“Acıyla, geçtiğim yoldan geçiyorsun
izlerime rastlıyorsun, bıraktıklarıma,
o yolda çekmiştim ruhumu patlatan fitili, orada benden savrulan parçalar kurusa da
izleri var hâlâ, yolun kenarında.
İzini sür yolun, acının ormanı büyütür insanı vakit geniştir, ufuk sandığından daha yakın.
Acıyla, geçtiğim yoldan geçiyorsun ustası olacaksın içine gerdiğin tellerin hangi sızıyla titrer içinde, hangi sesle büyür bir aşk, hangi sesle ölür, bileceksin.
Ne zamandı bilmiyorum, yaşadıklarından sana kalan tortu, seni olduğun yere çakan, olduğun yerde fırtına koparan korku, kendi sarmalında döndün, döndün, sanma ki daha dönmeyeceksin kalsan da bir yer için, aslında hep gidiyorsun.
Şimdi, acının ormanından geçiyorsun her şey bir daha kanasa da ne geçtiğin yola ne sana dokunabilirim ben.
Geç meleğim, senin de şarkıların olsun içindeki telleri titreten.”
“Size içimi açtığım ve duygularımı önünüzde sergilediğim için kendimi daha iyi hissettiğimi sanmayın sakın. Hayatım paramparça ve hiç kimse onları yeniden bir araya getiremez.”
“sen ne zaman istersen saldır: silahım yok benim!
sen ne zaman istersen saldır: benim ellerim yukarı!
sen en zaman istersen saldır: ben yalnızca ve yalnızca sevdim!
sen ne zaman istersen saldır: tekrar ölmez ölüler!
sen ne zaman istersen saldır: ölme hususunda ben de sana yardım ederim!”

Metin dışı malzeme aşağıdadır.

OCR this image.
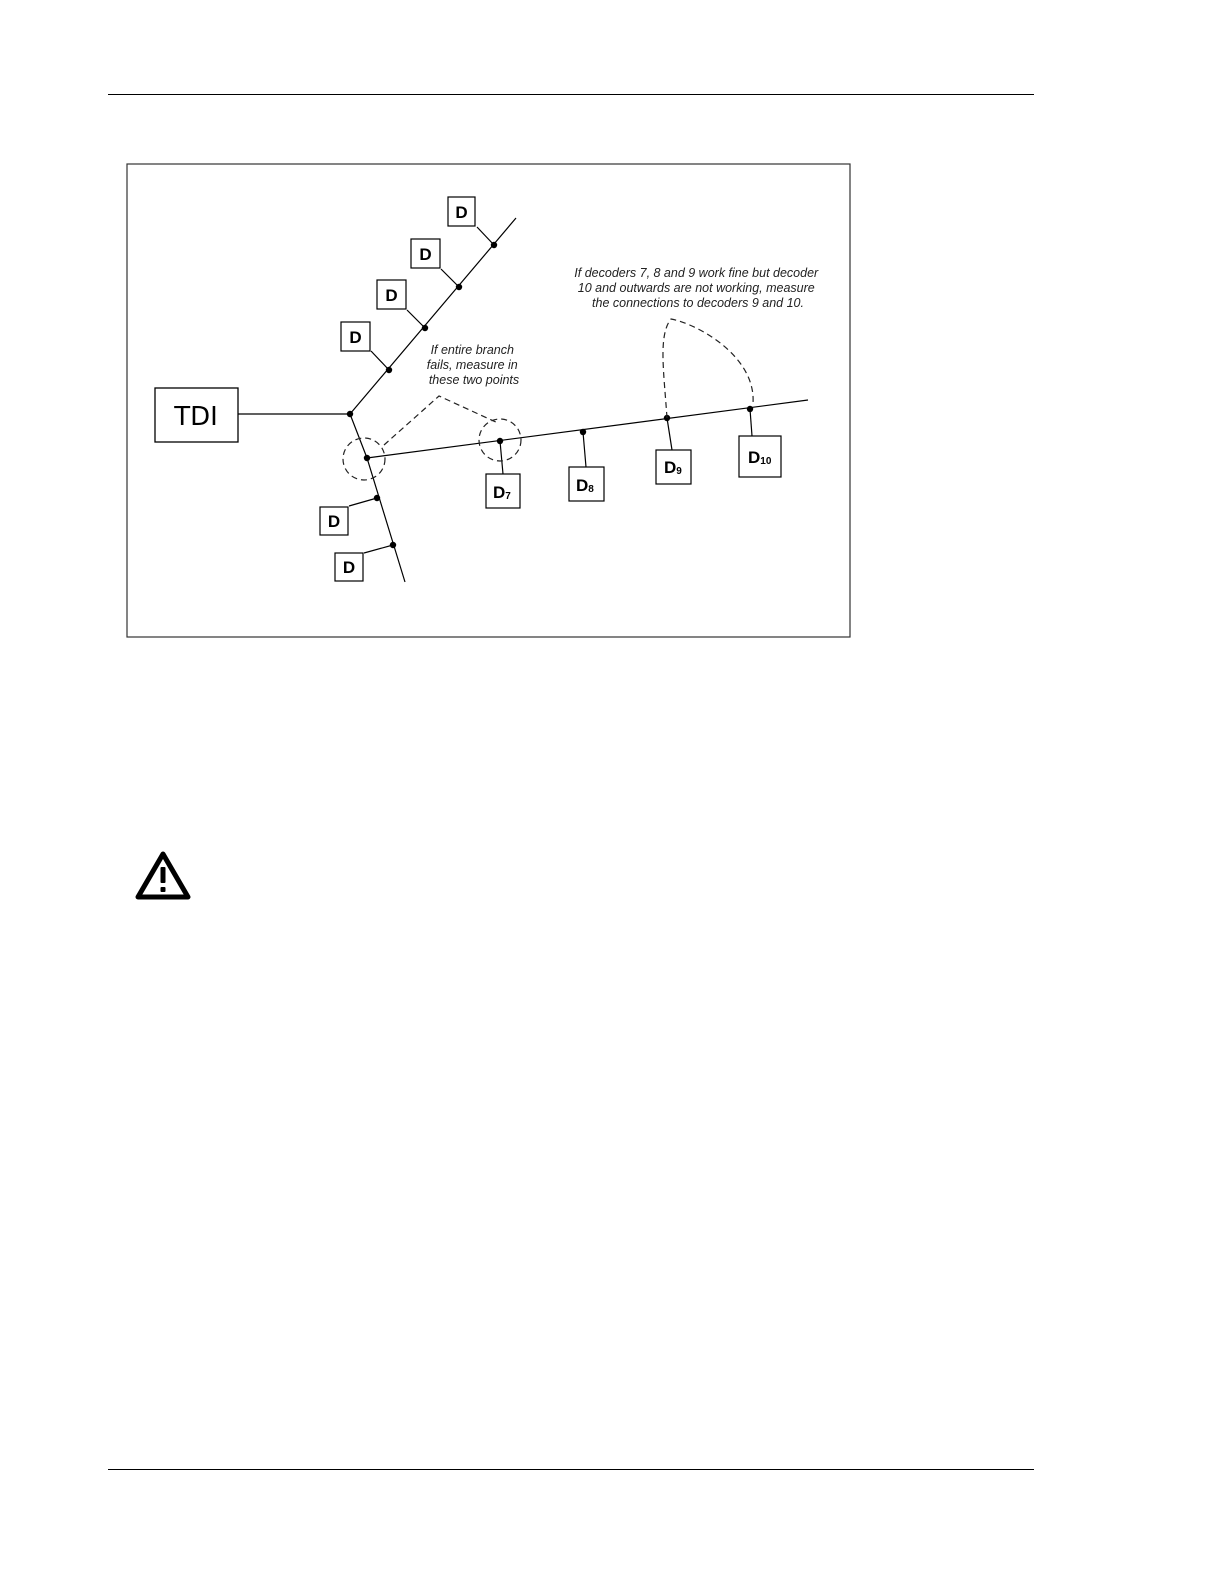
TDI
D
D
D
D
D
D
D7
D8
D9
D10
If entire branch fails, measure in these two points
If decoders 7, 8 and 9 work fine but decoder 10 and outwards are not working, measure the connections to decoders 9 and 10.
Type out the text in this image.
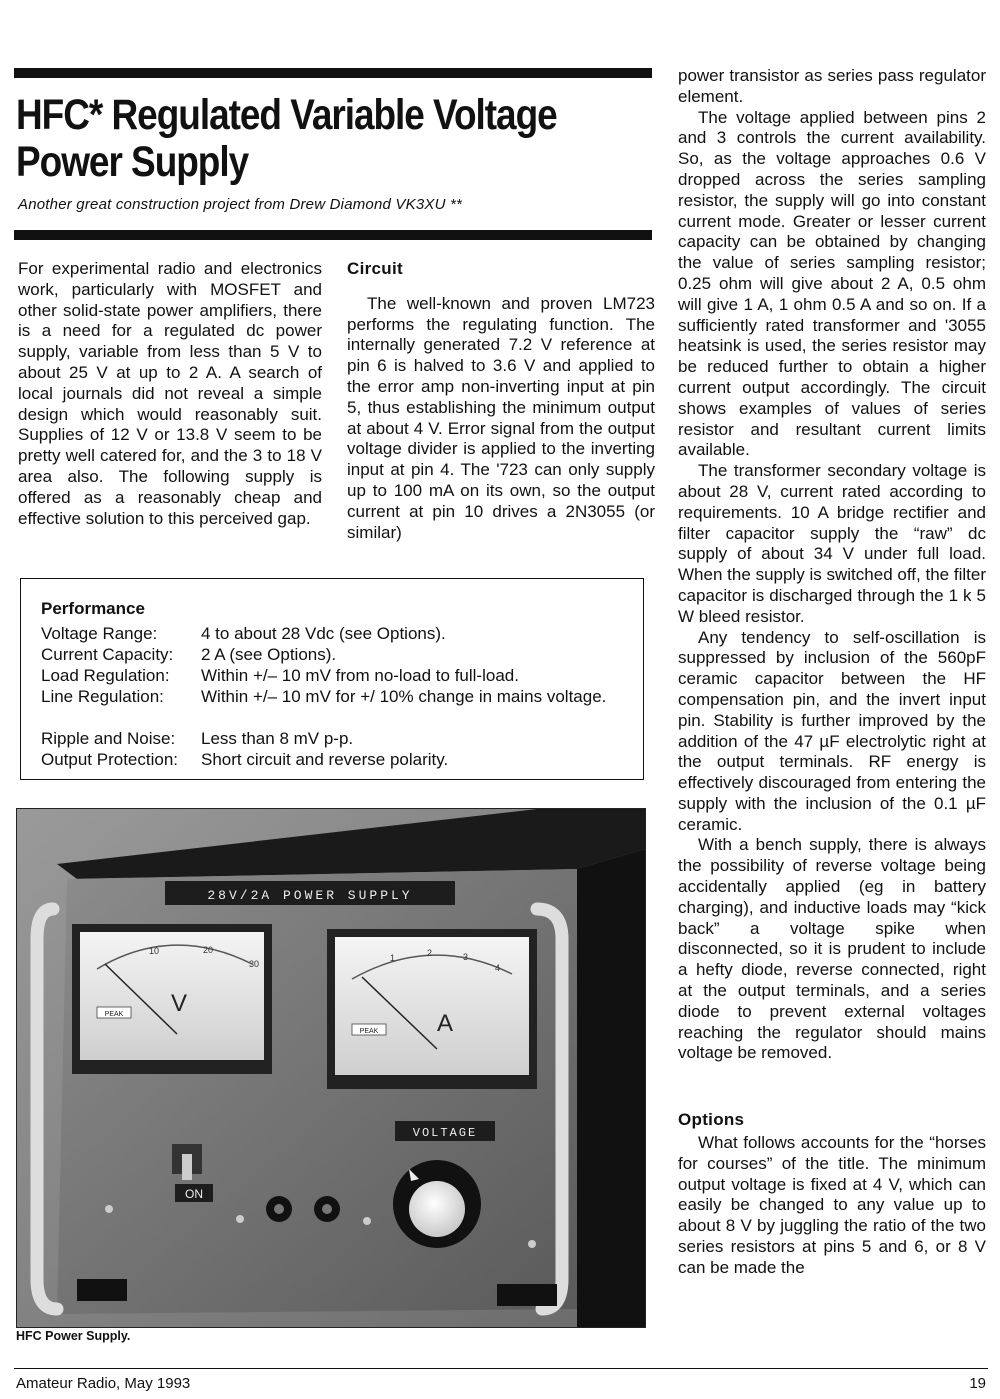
HFC* Regulated Variable Voltage
Power Supply
Another great construction project from Drew Diamond VK3XU **

For experimental radio and electronics work, particularly with MOSFET and other solid-state power amplifiers, there is a need for a regulated dc power supply, variable from less than 5 V to about 25 V at up to 2 A. A search of local journals did not reveal a simple design which would reasonably suit. Supplies of 12 V or 13.8 V seem to be pretty well catered for, and the 3 to 18 V area also. The following supply is offered as a reasonably cheap and effective solution to this perceived gap.

Circuit

The well-known and proven LM723 performs the regulating function. The internally generated 7.2 V reference at pin 6 is halved to 3.6 V and applied to the error amp non-inverting input at pin 5, thus establishing the minimum output at about 4 V. Error signal from the output voltage divider is applied to the inverting input at pin 4. The '723 can only supply up to 100 mA on its own, so the output current at pin 10 drives a 2N3055 (or similar)

power transistor as series pass regulator element.

The voltage applied between pins 2 and 3 controls the current availability. So, as the voltage approaches 0.6 V dropped across the series sampling resistor, the supply will go into constant current mode. Greater or lesser current capacity can be obtained by changing the value of series sampling resistor; 0.25 ohm will give about 2 A, 0.5 ohm will give 1 A, 1 ohm 0.5 A and so on. If a sufficiently rated transformer and '3055 heatsink is used, the series resistor may be reduced further to obtain a higher current output accordingly. The circuit shows examples of values of series resistor and resultant current limits available.

The transformer secondary voltage is about 28 V, current rated according to requirements. 10 A bridge rectifier and filter capacitor supply the “raw” dc supply of about 34 V under full load. When the supply is switched off, the filter capacitor is discharged through the 1 k 5 W bleed resistor.

Any tendency to self-oscillation is suppressed by inclusion of the 560pF ceramic capacitor between the HF compensation pin, and the invert input pin. Stability is further improved by the addition of the 47 µF electrolytic right at the output terminals. RF energy is effectively discouraged from entering the supply with the inclusion of the 0.1 µF ceramic.

With a bench supply, there is always the possibility of reverse voltage being accidentally applied (eg in battery charging), and inductive loads may “kick back” a voltage spike when disconnected, so it is prudent to include a hefty diode, reverse connected, right at the output terminals, and a series diode to prevent external voltages reaching the regulator should mains voltage be removed.

Options

What follows accounts for the “horses for courses” of the title. The minimum output voltage is fixed at 4 V, which can easily be changed to any value up to about 8 V by juggling the ratio of the two series resistors at pins 5 and 6, or 8 V can be made the

Performance
Voltage Range:	4 to about 28 Vdc (see Options).
Current Capacity:	2 A (see Options).
Load Regulation:	Within +/– 10 mV from no-load to full-load.
Line Regulation:	Within +/– 10 mV for +/ 10% change in mains voltage.
Ripple and Noise:	Less than 8 mV p-p.
Output Protection:	Short circuit and reverse polarity.
28V/2A POWER SUPPLY
10	20
30
PEAK V
1	2	3
4
PEAK A
VOLTAGE
ON
HFC Power Supply.
Amateur Radio, May 1993	19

İki güzel söze kanıyorum hala. Asla kabullenmek istemiyorum, beni üzdüğünü bile bile tekrarlamazdı. Küçüğüm hala, bir yanım buruk. Çok canımı acıtıyor. Öfkeliyim kendime, öfkemde boğuluyorum. Biraz da ona bu öfkem. Canımın yandığını bile bile böyle davranıyor olması daha da çok acıtıyor canımı. Neden her şeyin farkında olmasına rağmen bunu yapıyor? Çok şeyi gösteriyor aslında ama yine ben kabullenmek istemiyorum. Hep böyleydi. İnsanların sözde değer vermeleri çok komiğime gitmeye başladı. Zevk alıyor olmalılar, bir de buna izin veren ben olduğum sürece. Bir gün bunları tüm gerçekleriyle söylediğimde çok geç olacak biliyorum. Kafaya koydum bir kere yapacağım. Tamamıyla silinmiş ya da içimde daha da büyümüş olsa bile. Üzgünüm şiir, hiç sevilmedin. Artık bunu haykırıyorum, çünkü pek de önemi kalmadı.
İnsanoğlu, isteklerini ve arzularını gerçekleştirmek için her şeyi göze alabilir bazı noktalar bu isteklerimizin olmaması için bir pürüzdür. İnsanları tanımak, gün batarken ağlaya ağlaya içini dökmek, kavgalar ve çatışmalar, gülerek geçen günler, sabahı iyi olup akşamı kötü olan günler, değerli hissetmem, değersiz hissettirenler, sinirli oluşum, sevgi patlamalarım, özgüvensizliğim, ailem, gelecek kaygılarım, umutlarım, hayallerim, başarma hırsım, karamsarlığım ve o. Şu an yazdıklarım bile geçmişin bir tablosuna sığdı. Kötü olan şeylerin sonsuza kadar sürmeyeceği gerçeğiyle yaşamış bedenim içimdeki umut kırıntısıyla devam ederken zaman hızla geçti farkında değilken, uçup giden sıradan kuşlarım oldu sonrasında yerini bir anka kuşu doldurdu. Hayatımdan çıkacak olanlar çıktı ve kalanlar kaldı peki ya geride kalanlar? demek isterim ki, onlar için bir önemim olsaydı hayatımda kalmayı yeğlerlerdi. Doğru insan güzel şeyler doğururken yanlış olanlar ise hayal kırıklıklarıyla hayatınızdan çıkar.